Drama von Saint-Jean-de-Luz: „Psychiatrische Erkrankungen bei Teenagern schwer zu diagnostizieren“

Das Gymnasium Saint-Thomas d’Aquin in Saint-Jean-de-Luz „versucht an diesem Freitag, dem 24. Februar, „das normale Leben wieder aufzunehmen“, zwei Tage nach dem Tod eines Spanischlehrers, der von einem wegen Mordes angeklagten Schüler getötet wurde und in Untersuchungshaft genommen. Er werde “an einem Ort inhaftiert, dessen Bestimmungsort geheim gehalten werden muss”, teilte sein Anwalt Me Thierry Sagardoytho mit. “Es ist eine Einrichtung, die sowohl ihre Jugend als auch die Pflege berücksichtigt, die sie benötigt.”

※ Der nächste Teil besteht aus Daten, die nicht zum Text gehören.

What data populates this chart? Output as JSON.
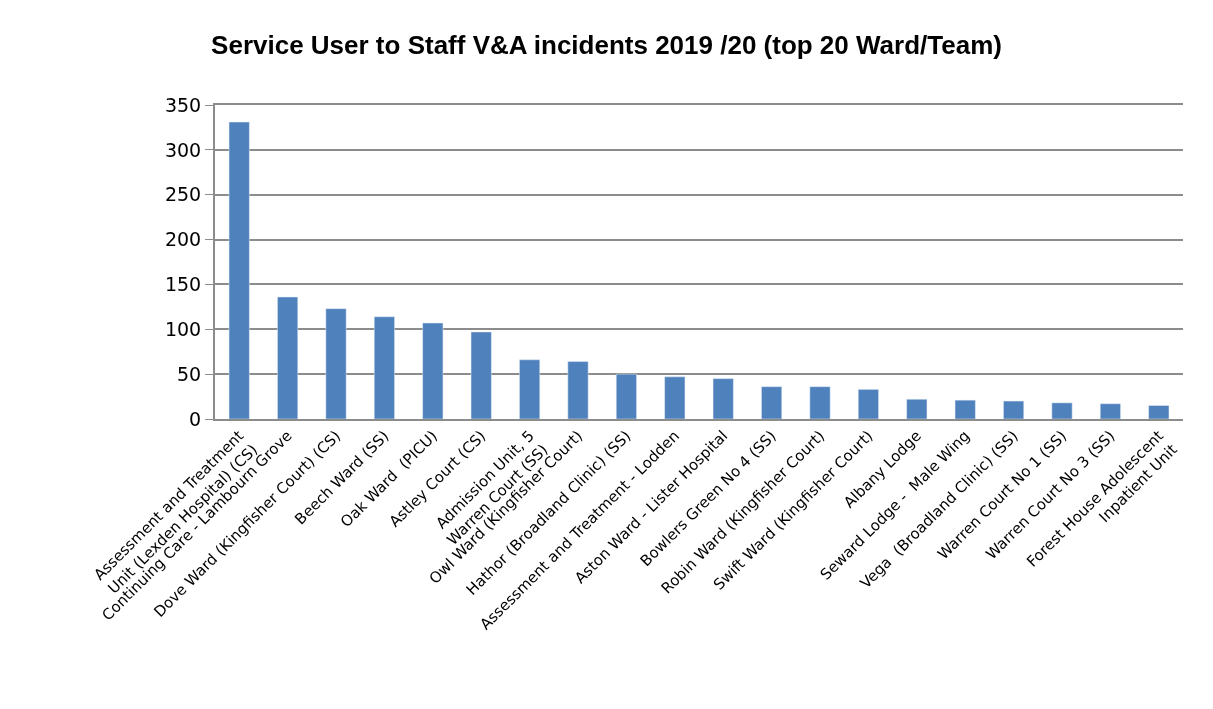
{
  "chart_data": {
    "type": "bar",
    "title": "Service User to Staff V&A incidents 2019 /20 (top 20 Ward/Team)",
    "categories": [
      "Assessment and Treatment Unit (Lexden Hospital) (CS)",
      "Continuing Care - Lambourn Grove",
      "Dove Ward (Kingfisher Court) (CS)",
      "Beech Ward (SS)",
      "Oak Ward  (PICU)",
      "Astley Court (CS)",
      "Admission Unit, 5 Warren Court (SS)",
      "Owl Ward (Kingfisher Court)",
      "Hathor (Broadland Clinic) (SS)",
      "Assessment and Treatment - Lodden",
      "Aston Ward - Lister Hospital",
      "Bowlers Green No 4 (SS)",
      "Robin Ward (Kingfisher Court)",
      "Swift Ward (Kingfisher Court)",
      "Albany Lodge",
      "Seward Lodge -  Male Wing",
      "Vega  (Broadland Clinic) (SS)",
      "Warren Court No 1 (SS)",
      "Warren Court No 3 (SS)",
      "Forest House Adolescent Inpatient Unit"
    ],
    "values": [
      331,
      136,
      123,
      114,
      107,
      97,
      66,
      64,
      50,
      47,
      45,
      36,
      36,
      33,
      22,
      21,
      20,
      18,
      17,
      15
    ],
    "color": "#4f81bd",
    "ylim": [
      0,
      350
    ],
    "yticks": [
      0,
      50,
      100,
      150,
      200,
      250,
      300,
      350
    ],
    "grid": "y"
  }
}
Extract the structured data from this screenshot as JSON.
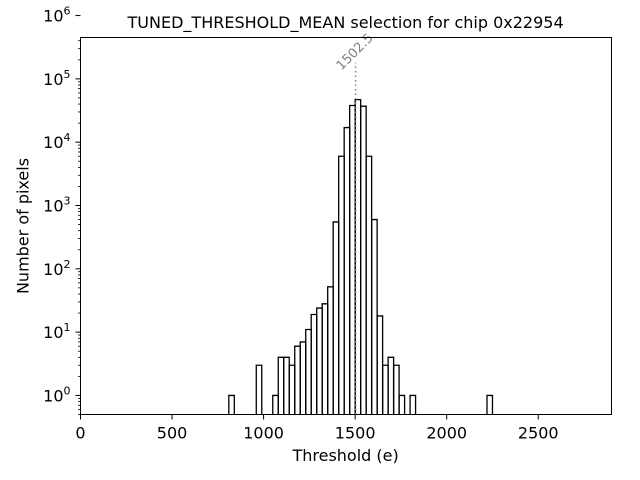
{
  "chart_data": {
    "type": "histogram",
    "title": "TUNED_THRESHOLD_MEAN selection for chip 0x22954",
    "xlabel": "Threshold (e)",
    "ylabel": "Number of pixels",
    "xlim": [
      0,
      2900
    ],
    "ylim": [
      0.5,
      450000
    ],
    "yscale": "log",
    "x_ticks": [
      0,
      500,
      1000,
      1500,
      2000,
      2500
    ],
    "x_tick_labels": [
      "0",
      "500",
      "1000",
      "1500",
      "2000",
      "2500"
    ],
    "y_ticks": [
      1,
      10,
      100,
      1000,
      10000,
      100000,
      1000000
    ],
    "y_tick_base": "10",
    "y_tick_exponents": [
      "0",
      "1",
      "2",
      "3",
      "4",
      "5",
      "6"
    ],
    "grid": false,
    "bins": [
      {
        "x0": 810,
        "x1": 840,
        "count": 1
      },
      {
        "x0": 960,
        "x1": 990,
        "count": 3
      },
      {
        "x0": 1050,
        "x1": 1080,
        "count": 1
      },
      {
        "x0": 1080,
        "x1": 1110,
        "count": 4
      },
      {
        "x0": 1110,
        "x1": 1140,
        "count": 4
      },
      {
        "x0": 1140,
        "x1": 1170,
        "count": 3
      },
      {
        "x0": 1170,
        "x1": 1200,
        "count": 6
      },
      {
        "x0": 1200,
        "x1": 1230,
        "count": 7
      },
      {
        "x0": 1230,
        "x1": 1260,
        "count": 11
      },
      {
        "x0": 1260,
        "x1": 1290,
        "count": 19
      },
      {
        "x0": 1290,
        "x1": 1320,
        "count": 24
      },
      {
        "x0": 1320,
        "x1": 1350,
        "count": 28
      },
      {
        "x0": 1350,
        "x1": 1380,
        "count": 52
      },
      {
        "x0": 1380,
        "x1": 1410,
        "count": 550
      },
      {
        "x0": 1410,
        "x1": 1440,
        "count": 6000
      },
      {
        "x0": 1440,
        "x1": 1470,
        "count": 17000
      },
      {
        "x0": 1470,
        "x1": 1500,
        "count": 38000
      },
      {
        "x0": 1500,
        "x1": 1530,
        "count": 47000
      },
      {
        "x0": 1530,
        "x1": 1560,
        "count": 37000
      },
      {
        "x0": 1560,
        "x1": 1590,
        "count": 6000
      },
      {
        "x0": 1590,
        "x1": 1620,
        "count": 600
      },
      {
        "x0": 1620,
        "x1": 1650,
        "count": 18
      },
      {
        "x0": 1650,
        "x1": 1680,
        "count": 3
      },
      {
        "x0": 1680,
        "x1": 1710,
        "count": 4
      },
      {
        "x0": 1710,
        "x1": 1740,
        "count": 3
      },
      {
        "x0": 1740,
        "x1": 1770,
        "count": 1
      },
      {
        "x0": 1800,
        "x1": 1830,
        "count": 1
      },
      {
        "x0": 2220,
        "x1": 2250,
        "count": 1
      }
    ],
    "line_color": "#000000",
    "marker": {
      "x": 1502.5,
      "label": "1502.5",
      "y_top": 180000,
      "color": "#808080",
      "style": "dotted"
    }
  }
}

Laut Staatsanwaltschaft habe der Junge „eine kleine Stimme vorgebracht, die zu ihm spricht […]der ihn zum Bösen aufstachelt und ihm am Vortag ein Attentat nahegelegt hätte.“ Er betrachte dennoch, dass der Minderjährige beim derzeitigen Stand der Ermittlungen „strafrechtlich verantwortbar erschien“. Denn wenn ein erster Psychiater Die Untersuchung ergab “eine Form von reaktiver Angst, die sein Urteilsvermögen stören könnte” und “Elemente von Depression”, “keine Geisteskrankheit wie Schizophrenie, manischer Zustand, Melancholie oder geistige Behinderung, noch akute psychiatrische Dekompensation” wurden zu diesem Zeitpunkt festgestellt.

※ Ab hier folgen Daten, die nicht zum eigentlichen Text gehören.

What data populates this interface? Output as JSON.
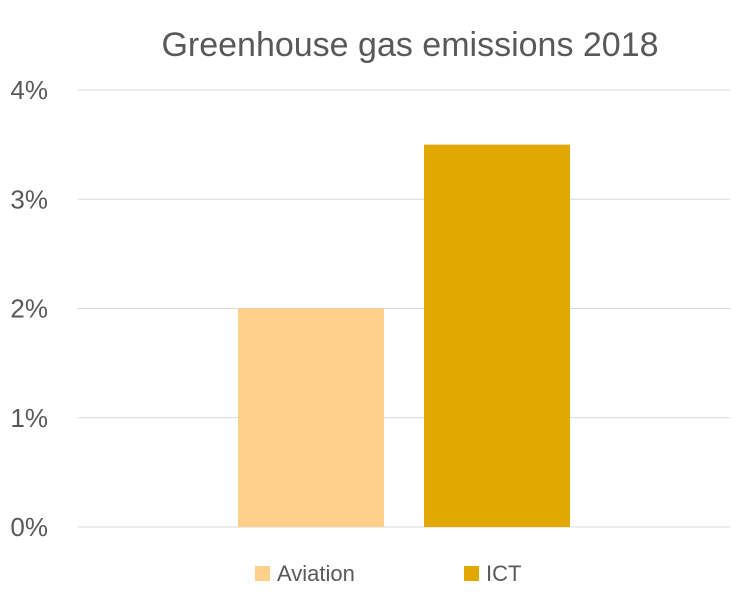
{
  "chart_data": {
    "type": "bar",
    "title": "Greenhouse gas emissions 2018",
    "xlabel": "",
    "ylabel": "",
    "ylim": [
      0,
      4
    ],
    "yticks": [
      0,
      1,
      2,
      3,
      4
    ],
    "ytick_labels": [
      "0%",
      "1%",
      "2%",
      "3%",
      "4%"
    ],
    "grid": true,
    "legend_position": "bottom",
    "series": [
      {
        "name": "Aviation",
        "value": 2.0,
        "color": "#FFD08A"
      },
      {
        "name": "ICT",
        "value": 3.5,
        "color": "#E0A800"
      }
    ]
  }
}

L’Express: Im Drama von Saint-Jean-de-Luz, wo Ein junger Mann hat eine Lehrerin im Unterricht erstochen, beschwor die Staatsanwaltschaft einen depressiven Zusammenhang herauf, mit einem Suizidversuch, der Einnahme von Antidepressiva, aber auch der Tatsache, dass dieser Jugendliche “Stimmen hören” gesagt habe. Der Sachverständige, der ihn untersuchte, stellte jedoch keine psychische Erkrankung fest. Stellt die Adoleszenz im Hinblick auf diese Pathologien einen bestimmten Zeitraum dar?

Prof. Antoine Pelissolo: Es ist immer sehr kompliziert, in diesem Alter Diagnosen zu stellen. Störungen können sehr vorübergehend sein, und alles kann sich sehr schnell ändern. Das Hören von Stimmen ist offensichtlich alles andere als trivial, wir denken an akustische Halluzinationen oder an ein Syndrom namens “mentaler Automatismus”, das eine Veränderung des Denkens und der Identität darstellt, mit wahnsinnigen Blitzen, verbalen Halluzinationen und psychotischen Symptomen. Aber es ist offensichtlich etwas ganz Besonderes. Manchmal können Kinder oder Teenager Wahrnehmungen präsentieren, die leisen Stimmen ähneln, aber es ist nicht das, was eine Passage der Handlung erklären kann.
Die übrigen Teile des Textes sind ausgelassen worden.